Indeed, Griswold appears to reject suffering—not only for himself or the institutional church, but even for Christ—preferring what one wag called a “Pinot Grigio Christ”: passionless, inclusive, mildly fruity.
He quotes the Book of Common Prayer:
“Lord Jesus Christ, you stretched out your arms of love on the hard wood of the cross that everyone might come within the reach of your saving embrace…”
Then adds:
“As I pray this, I know that I too am caught up in that saving embrace, as indeed is the whole of humanity.”

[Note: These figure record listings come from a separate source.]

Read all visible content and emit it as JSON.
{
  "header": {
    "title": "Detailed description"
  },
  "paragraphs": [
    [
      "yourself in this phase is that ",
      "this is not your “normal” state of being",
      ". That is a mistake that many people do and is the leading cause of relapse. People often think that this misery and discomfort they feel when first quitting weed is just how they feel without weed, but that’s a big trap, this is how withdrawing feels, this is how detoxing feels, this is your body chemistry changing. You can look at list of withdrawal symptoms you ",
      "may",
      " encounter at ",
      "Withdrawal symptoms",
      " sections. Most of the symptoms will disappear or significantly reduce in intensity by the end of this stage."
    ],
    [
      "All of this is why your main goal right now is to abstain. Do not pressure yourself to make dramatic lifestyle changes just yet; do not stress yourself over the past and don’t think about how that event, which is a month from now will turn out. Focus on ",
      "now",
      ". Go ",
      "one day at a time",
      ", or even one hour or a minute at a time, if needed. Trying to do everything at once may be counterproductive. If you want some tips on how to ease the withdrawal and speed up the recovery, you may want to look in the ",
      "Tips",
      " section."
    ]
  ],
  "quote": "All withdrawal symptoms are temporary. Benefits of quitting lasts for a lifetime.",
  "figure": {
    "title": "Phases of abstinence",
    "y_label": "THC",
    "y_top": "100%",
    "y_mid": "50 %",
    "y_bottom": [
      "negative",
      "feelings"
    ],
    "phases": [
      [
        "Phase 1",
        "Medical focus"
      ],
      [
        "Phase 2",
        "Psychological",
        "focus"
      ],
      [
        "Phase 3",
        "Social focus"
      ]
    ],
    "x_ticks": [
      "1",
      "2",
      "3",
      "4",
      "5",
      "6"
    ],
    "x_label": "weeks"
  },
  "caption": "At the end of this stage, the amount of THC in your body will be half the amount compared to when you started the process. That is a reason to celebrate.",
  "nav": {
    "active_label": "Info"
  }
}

But here lies a critical divergence from classical orthodoxy: the efficacy of Christ’s “saving embrace” depends on personal response. One thief was saved; the other was not. If Griswold means all humanity is saved regardless of faith or repentance, he has departed from the exclusivity of the Gospel.
He elaborates:
“To be enfolded in Christ’s embrace is both consoling and challenging… Left to my own devices, my capacity to embrace is partial and incomplete. It is beyond my ability to embrace everyone. But, as Christ’s Spirit moves within me, I am enabled to extend my arms and welcome all that stands before me… I am only able to embrace all others when I allow myself to be drawn into Christ’s embrace and then ask Christ to embrace the others through me.”
Note: he uses the word embrace eight times in that paragraph. As another observer remarked:
“Here Frank gets in touch with his inner Leo Buscaglia.”

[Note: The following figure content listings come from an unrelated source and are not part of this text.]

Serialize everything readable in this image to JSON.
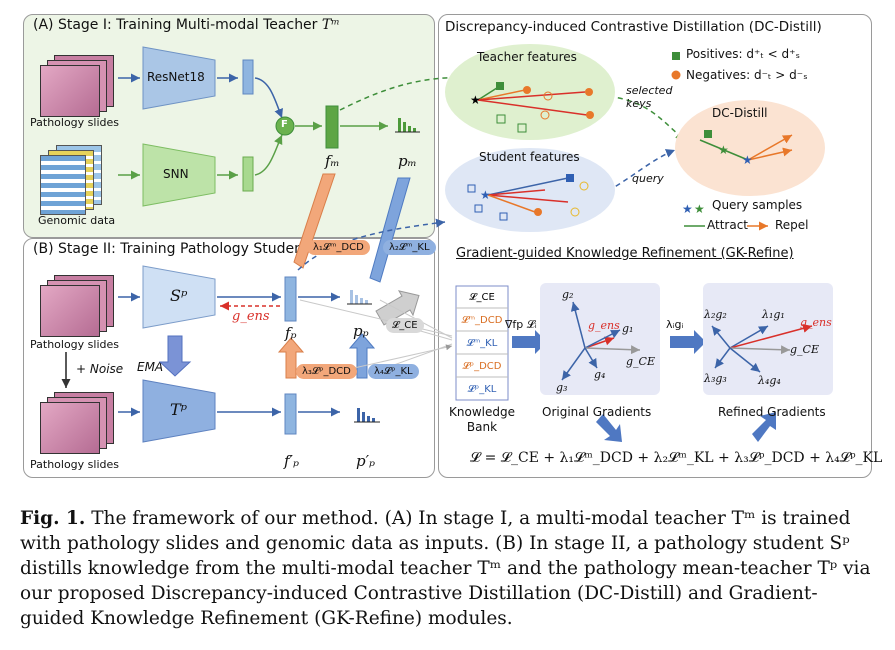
{
  "stage1": {
    "title": "(A) Stage I: Training Multi-modal Teacher ",
    "teacher_symbol": "Tᵐ",
    "pathology_label": "Pathology slides",
    "genomic_label": "Genomic data",
    "resnet_label": "ResNet18",
    "snn_label": "SNN",
    "fusion_label": "F",
    "fm_label": "fₘ",
    "pm_label": "pₘ"
  },
  "stage2": {
    "title": "(B) Stage II: Training Pathology Student",
    "pathology_label_top": "Pathology slides",
    "pathology_label_bottom": "Pathology slides",
    "noise_label": "+ Noise",
    "ema_label": "EMA",
    "student_symbol": "Sᵖ",
    "teacher_symbol": "Tᵖ",
    "gens_label": "g_ens",
    "fp_label": "fₚ",
    "pp_label": "pₚ",
    "fp_prime_label": "f′ₚ",
    "pp_prime_label": "p′ₚ",
    "loss_dcd_m": "λ₁𝓛ᵐ_DCD",
    "loss_kl_m": "λ₂𝓛ᵐ_KL",
    "loss_ce": "𝓛_CE",
    "loss_dcd_p": "λ₃𝓛ᵖ_DCD",
    "loss_kl_p": "λ₄𝓛ᵖ_KL"
  },
  "dc_distill": {
    "title": "Discrepancy-induced Contrastive Distillation (DC-Distill)",
    "teacher_features_label": "Teacher features",
    "student_features_label": "Student features",
    "dc_distill_label": "DC-Distill",
    "selected_keys_label": "selected keys",
    "query_label": "query",
    "positives_legend": "Positives: d⁺ₜ < d⁺ₛ",
    "negatives_legend": "Negatives: d⁻ₜ > d⁻ₛ",
    "query_samples_legend": "Query samples",
    "attract_legend": "Attract",
    "repel_legend": "Repel"
  },
  "gk_refine": {
    "title": "Gradient-guided Knowledge Refinement (GK-Refine)",
    "bank_items": [
      "𝓛_CE",
      "𝓛ᵐ_DCD",
      "𝓛ᵐ_KL",
      "𝓛ᵖ_DCD",
      "𝓛ᵖ_KL"
    ],
    "bank_label": "Knowledge Bank",
    "grad_op_label": "∇fp 𝓛ᵢ",
    "scale_op_label": "λᵢgᵢ",
    "original_label": "Original Gradients",
    "refined_label": "Refined Gradients",
    "orig_vectors": [
      "g₂",
      "g_ens",
      "g₁",
      "g_CE",
      "g₄",
      "g₃"
    ],
    "ref_vectors": [
      "λ₂g₂",
      "λ₁g₁",
      "g_ens",
      "g_CE",
      "λ₃g₃",
      "λ₄g₄"
    ],
    "total_loss": "𝓛 = 𝓛_CE + λ₁𝓛ᵐ_DCD + λ₂𝓛ᵐ_KL + λ₃𝓛ᵖ_DCD + λ₄𝓛ᵖ_KL"
  },
  "caption": {
    "fig": "Fig. 1.",
    "text": "The framework of our method. (A) In stage I, a multi-modal teacher Tᵐ is trained with pathology slides and genomic data as inputs. (B) In stage II, a pathology student Sᵖ distills knowledge from the multi-modal teacher Tᵐ and the pathology mean-teacher Tᵖ via our proposed Discrepancy-induced Contrastive Distillation (DC-Distill) and Gradient-guided Knowledge Refinement (GK-Refine) modules."
  },
  "colors": {
    "green": "#3e8e3a",
    "blue": "#2f5fb3",
    "orange": "#e8782a",
    "red": "#d9302a"
  }
}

Later, Griswold cites Jesus’ words:
“And I, when I am lifted up from the earth, will draw all things to myself.”
He interprets this as evidence that the Cross is ultimately about divine magnetism—“a transforming and deathless love which reorders all things… makes all things new.” He speaks of “the triumphant Christ drawing the world to himself.”
Yet he seems embarrassed by the suffering Christ—eager to rush past the cross to the crown. But Scripture insists: glory follows suffering. Griswold’s “reordering” has, in fact, produced chaos: 18 provinces have declared broken or impaired communion with him over the consecration of Gene Robinson and the revision of sexual ethics.
Finally, he concludes:
“Beyond dispute the Cross was an instrument of torture and death. But Christ, by his death and resurrection, has transformed an instrument of death into a tree of life… We must never forget that the Cross is the enduring sign of abundant life.”
Yet his framing suggests the Cross’s violence was optional—perhaps avoidable, had God (or Frank) preferred a gentler path. His vision risks relocating redemption to a rarified plain “beyond good and evil”—a place clean of blood, nails, or sin’s gravity.
In the end, Griswold’s ‘Passion’ is less than Gibson’s—and far less than the biblical one. It is a passion drained of penalty, a cross emptied of atonement. A Christ who saves no one concretely—only vaguely, aspirationally—is no Savior at all.